The Kovacs effect in a system under cooling. Temperature $T^{*}$ and time $s$ are measured in the dimensionless units indicated in the main text. The characteristic speeds verify ${\Delta }_2=0.5{\Delta }_0$, where ${\Delta }_2$ is the speed in the former (no plotted) evolution, and ${\Delta }_0$ is the speed in the final relaxation starting at the steady temperature. The dashed line is the theoretical prediction given by the solution of Eqs. (A1) and (A2), while the solid line has been obtained by the DSMC method.

Figure 11

The Kovacs effect without rebound in a system under heating.

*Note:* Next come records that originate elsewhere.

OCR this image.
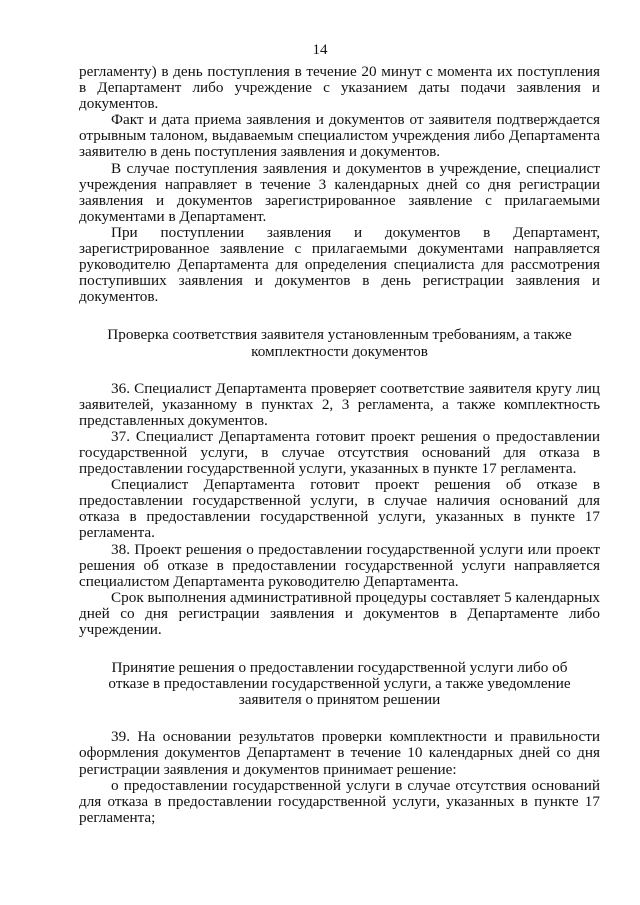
14

регламенту) в день поступления в течение 20 минут с момента их поступления в Департамент либо учреждение с указанием даты подачи заявления и документов.

Факт и дата приема заявления и документов от заявителя подтверждается отрывным талоном, выдаваемым специалистом учреждения либо Департамента заявителю в день поступления заявления и документов.

В случае поступления заявления и документов в учреждение, специалист учреждения направляет в течение 3 календарных дней со дня регистрации заявления и документов зарегистрированное заявление с прилагаемыми документами в Департамент.

При поступлении заявления и документов в Департамент, зарегистрированное заявление с прилагаемыми документами направляется руководителю Департамента для определения специалиста для рассмотрения поступивших заявления и документов в день регистрации заявления и документов.

Проверка соответствия заявителя установленным требованиям, а также комплектности документов

36. Специалист Департамента проверяет соответствие заявителя кругу лиц заявителей, указанному в пунктах 2, 3 регламента, а также комплектность представленных документов.

37. Специалист Департамента готовит проект решения о предоставлении государственной услуги, в случае отсутствия оснований для отказа в предоставлении государственной услуги, указанных в пункте 17 регламента.

Специалист Департамента готовит проект решения об отказе в предоставлении государственной услуги, в случае наличия оснований для отказа в предоставлении государственной услуги, указанных в пункте 17 регламента.

38. Проект решения о предоставлении государственной услуги или проект решения об отказе в предоставлении государственной услуги направляется специалистом Департамента руководителю Департамента.

Срок выполнения административной процедуры составляет 5 календарных дней со дня регистрации заявления и документов в Департаменте либо учреждении.

Принятие решения о предоставлении государственной услуги либо об отказе в предоставлении государственной услуги, а также уведомление заявителя о принятом решении

39. На основании результатов проверки комплектности и правильности оформления документов Департамент в течение 10 календарных дней со дня регистрации заявления и документов принимает решение:

о предоставлении государственной услуги в случае отсутствия оснований для отказа в предоставлении государственной услуги, указанных в пункте 17 регламента;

Temperature $T^{*}$ and time $s$ are measured in the dimensionless units indicated in the main text. The characteristic speeds verify ${\Delta }_2=1.2{\Delta }_0$, where ${\Delta }_2$ is the speed in the former evolution, and ${\Delta }_0$ is the speed in the final relaxation starting at its steady temperature. The dashed curve is the solution of the evolution equations given in the Appendix.

Figure 12

The Kovacs effect with rebound in a system under heating. Temperature $T^{*}$ and time $s$ are measured in the dimensionless units indicated in the main text. The characteristic speeds verify ${\Delta }_2=2{\Delta }_0$, where ${\Delta }_2$ is the speed in the former evolution, and ${\Delta }_0$ is the speed in the final relaxation starting at its steady temperature. The dashed line is the theoretical prediction given by the solution of Eqs. (A1) and (A2), while the solid line has been obtained by the DSMC method. Note that the temperature of the system was increasing for $s<0$.

Figure 13

Kurtosis in the hydrodynamic regime, ${\tilde{a}}_2$, as a function of the dimensionless parameter, $\beta$. The left figure is for $\alpha =0.95$ and the right one for $\alpha =0.5$. The stationary value of the kurtosis, $a_{2,st}$, and of the dimensionless parameter, ${\beta }_s$, is also shown.